We also welcome improved matric results from around 61% in 2009 to 78% last year, in particular the sustained improvement in bachelor passes each year in the last 5 years, one of the key indicators of quality.
The SACP welcomes progress in opening the new universities in Mpumalanga and the Northern Cape, and the plan to build 12 new colleges or college campuses. This will go a long way in expanding post-school education and training
"Service delivery" protests
Independent research, including by Municipal IQ, strongly suggests that so-called "service delivery" protests tend to occur not where little has changed, but paradoxically where there has been relatively significant government "delivery". President Zuma was, therefore, correct to assert that it is often not the absence of delivery that lies behind protests. It is frequently a sense of relative deprivation by those who have yet to benefit while neighbouring sections of a township have. In other cases, it is the poor quality of construction, or even localised squabbles over access to control over the allocation of state-provided resources that are at the root of some of the protests.
The SACP reaffirms the right of communities to engage in peaceful protests on any issue of concern, including service delivery. This requires communities to be on the outlook of criminal elements who would like to exploit the constitutional right to protest and reverse service delivery by destroying and burning the already delivered public goods and services. Through its branches and members the SACP will where necessary take a leading role, but real service delivery protests cannot involve the destruction and burning of the already delivered public goods and services.
Similarly, the SACP calls on the police to respect the right to life. The Party joins the President in calling on police to conduct their work within the confines of the law. The SACP condemns violence and killings, regardless of who commits such. Decisive measures must be taken to ensure that every loss of life that occurs is investigated thoroughly with decisive action taken.

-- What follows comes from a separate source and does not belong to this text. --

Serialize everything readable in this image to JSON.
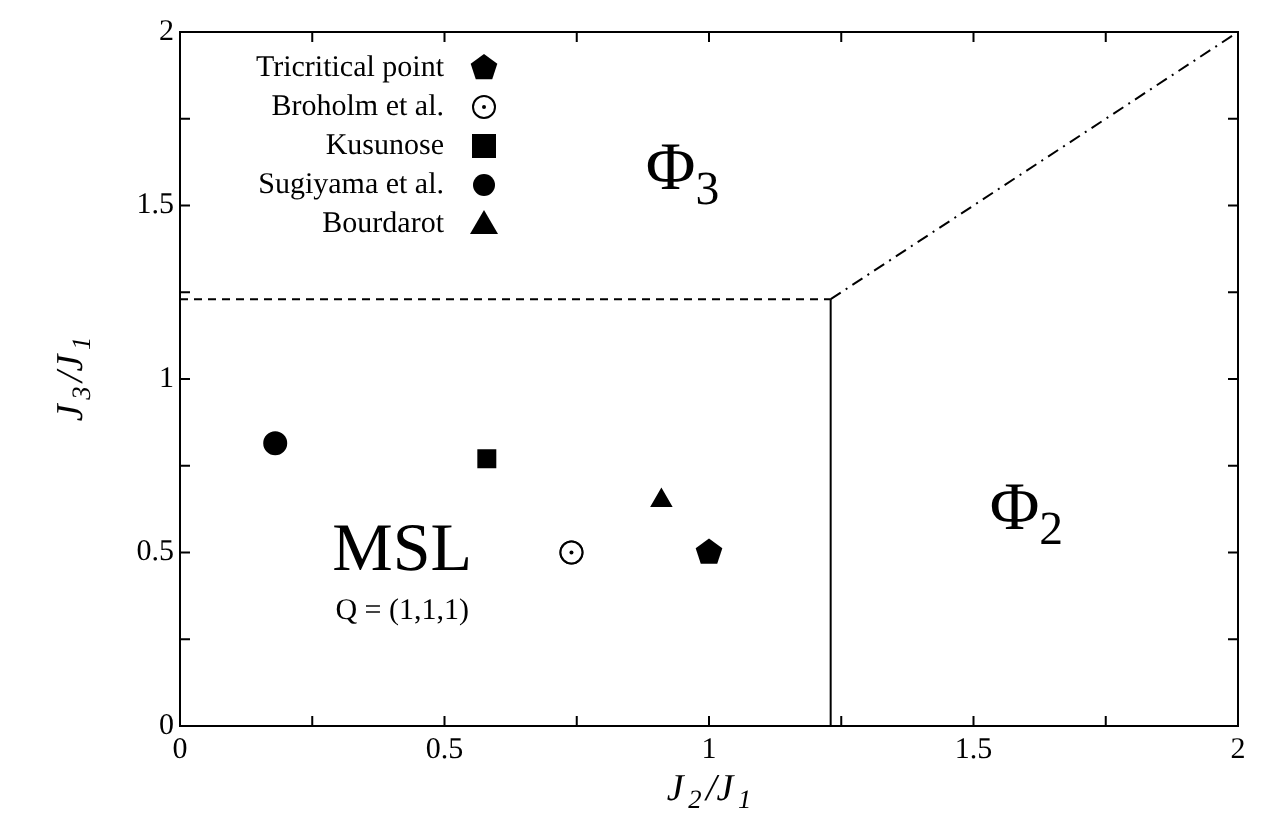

Global economic conditions impact on South Africa
As the President has stated, the global economic conditions pose a challenge to economic progress in South Africa and other developing economies. The disruptive fall in our exchange rate as a result of among others tapering in the USA is likely to cause other problems in the economy despite advantages in exporting sectors. This requires urgent policy attention.
The SACP will continue to campaign for policy changes as an independent formation and participate in our revolutionary alliance with the ANC and the Congress of South African Trade Unions (COSATU) to attend to this and other economic challenges facing our society.
In particular, the SACP believes that the President could have said more about the negative role played by dominant private sector oligopolies. Much of the vulnerability of our economy in a climate of global turmoil is directly linked to financial liberalisation measures of the mid-1990s that were heavily lobbied for by big capital, along with dual listings, tax avoidance, and the ongoing investment strike by these major corporates. The collusive behaviour of these same players in critical sectors of our economy - construction, the food value chain, finance, telecommunications needs also to be much more firmly outlined and dealt with. It is this behaviour that is looting billions of Rands from consumers and the public purse. While the opposition parties blame President Zuma for our high unemployment rate, they are all remarkably silent about the real culprits.
Fighting crime and corruption
SACP welcomes the progress that has been achieved by the government in fighting crime and corruption, particularly the handling and investigation of 13,000 cases since the establishment of the national anti-corruption hotline, the recovery of R320 million, and other actions undertaken against perpetrators. More work in this sphere is however required, including review of the structural and material basis which give rise to and make corruption systemic.
A call to continued transformation
That South Africa is now a better place than before 1994 did not come on its own. This is the result of conscious and deliberate efforts led by the ANC in alliance with the SACP and the progressive trade union and civic movements.
The SACP is thus calling on our people, the working class and the poor, to continue voting for the ANC to lead our socio-economic and political transformation and development project towards the achievement of the Freedom Charter's vision.